Wymienione tu „leżące płótna” – całun, przeszły długą drogę, aż znalazły się w Turynie. Nabrały nowego znaczenia, gdy je w 1898 r. po raz pierwszy sfotografowano. Negatyw odbitej w zarysach postaci Jezusowej stał się pozytywem. Badania wieku metodą radioaktywnego węgla dały wprawdzie datę powstania płótna w latach 1215 – 1230, ale okazało się, że w pobranej małej próbce materiału były delikatne nici późniejszego pochodzenia, wszyte, gdy zakonnice naprawiały go po pożarze w 1532 r. Śladami pożaru są dziury.
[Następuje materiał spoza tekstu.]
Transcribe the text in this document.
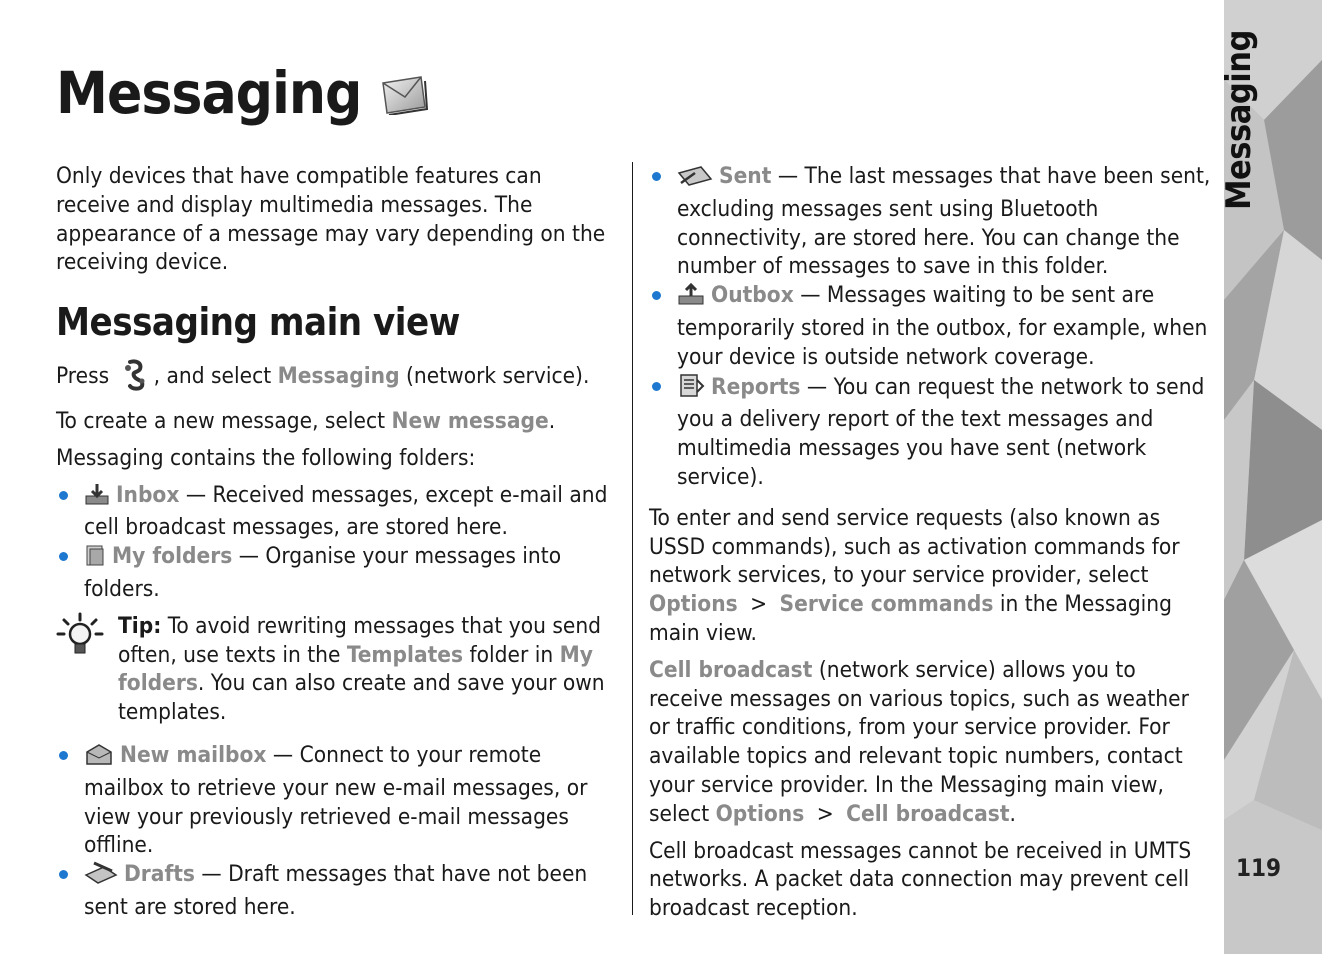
Messaging

Only devices that have compatible features can receive and display multimedia messages. The appearance of a message may vary depending on the receiving device.

Messaging main view

Press , and select Messaging (network service).

To create a new message, select New message.

Messaging contains the following folders:

Inbox — Received messages, except e-mail and cell broadcast messages, are stored here.
My folders — Organise your messages into folders.
Tip: To avoid rewriting messages that you send often, use texts in the Templates folder in My folders. You can also create and save your own templates.
New mailbox — Connect to your remote mailbox to retrieve your new e-mail messages, or view your previously retrieved e-mail messages offline.
Drafts — Draft messages that have not been sent are stored here.
Sent — The last messages that have been sent, excluding messages sent using Bluetooth connectivity, are stored here. You can change the number of messages to save in this folder.
Outbox — Messages waiting to be sent are temporarily stored in the outbox, for example, when your device is outside network coverage.
Reports — You can request the network to send you a delivery report of the text messages and multimedia messages you have sent (network service).

To enter and send service requests (also known as USSD commands), such as activation commands for network services, to your service provider, select Options > Service commands in the Messaging main view.

Cell broadcast (network service) allows you to receive messages on various topics, such as weather or traffic conditions, from your service provider. For available topics and relevant topic numbers, contact your service provider. In the Messaging main view, select Options > Cell broadcast.

Cell broadcast messages cannot be received in UMTS networks. A packet data connection may prevent cell broadcast reception.

Messaging
119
Całun był wtedy złożony, dlatego, choć upalił się tylko jeden róg, dziur jest więcej; na szczęście nie zniszczyły odbicia postaci Chrystusa.
Żaden wizerunek, żaden tekst na ziemi nie odzwierciedla z dokładniejszymi szczegółami tego, co autorzy Ewangelii opowiadają o męce i śmierci Jezusa.
Na płótnie, nikt nie wie jakim cudem, utrwaliło się duże, podwójne odbicie Jezusa ubiczowanego bez litości i ukrzyżowanego. Ułożono Go na prawym końcu długiego na cztery metry płatu materii i przykryto lewym końcem. Na prawej stronie odbił się grzbiet i tył ciała, na lewej przód, twarz, klatka piersiowa, nogi i smukłe dłonie. Zmarły trzyma je skrzyżowane na podbrzuszu. Gwoździe przebiły Mu przeguby dłoni i stopy. Ślady krwi na Jego prawym przedramieniu świadczą, że ukrzyżowany musiał dźwigać się na krzyżu, aby zaczerpnąć powietrza, aż wreszcie oddał ostatnie tchnienie. Wykazali to biegli sądowi. Krwawe znamię po prawej stornie Jego klatki piersiowej jest wyjątkowo duże. Z niej wypłynęła krew i woda, czyli surowica i utworzyły plamę nie tylko z przodu płótna, ale także po prawej stronie pleców. Trupia krew. Widoczne są inne rany zadane Jego żywemu ciału: prawy policzek jest napuchły aż do oka, podobnie jak brew; nos jest złamany u podstawy, broda postrzępiona i sklejona, górna część pleców przeraźliwie zmaltretowana. Pełno śladów po biczowaniu na grzbiecie i kończynach. Tylko nad lewą stopą niewielki fragment pozbawiony jest zranień. Poza tym miejscem wszędzie ślady krwi. Ten człowiek leży kompletnie nagi, z tyłu i przodu, jak matka go zrodziła. Bóg ogołocony!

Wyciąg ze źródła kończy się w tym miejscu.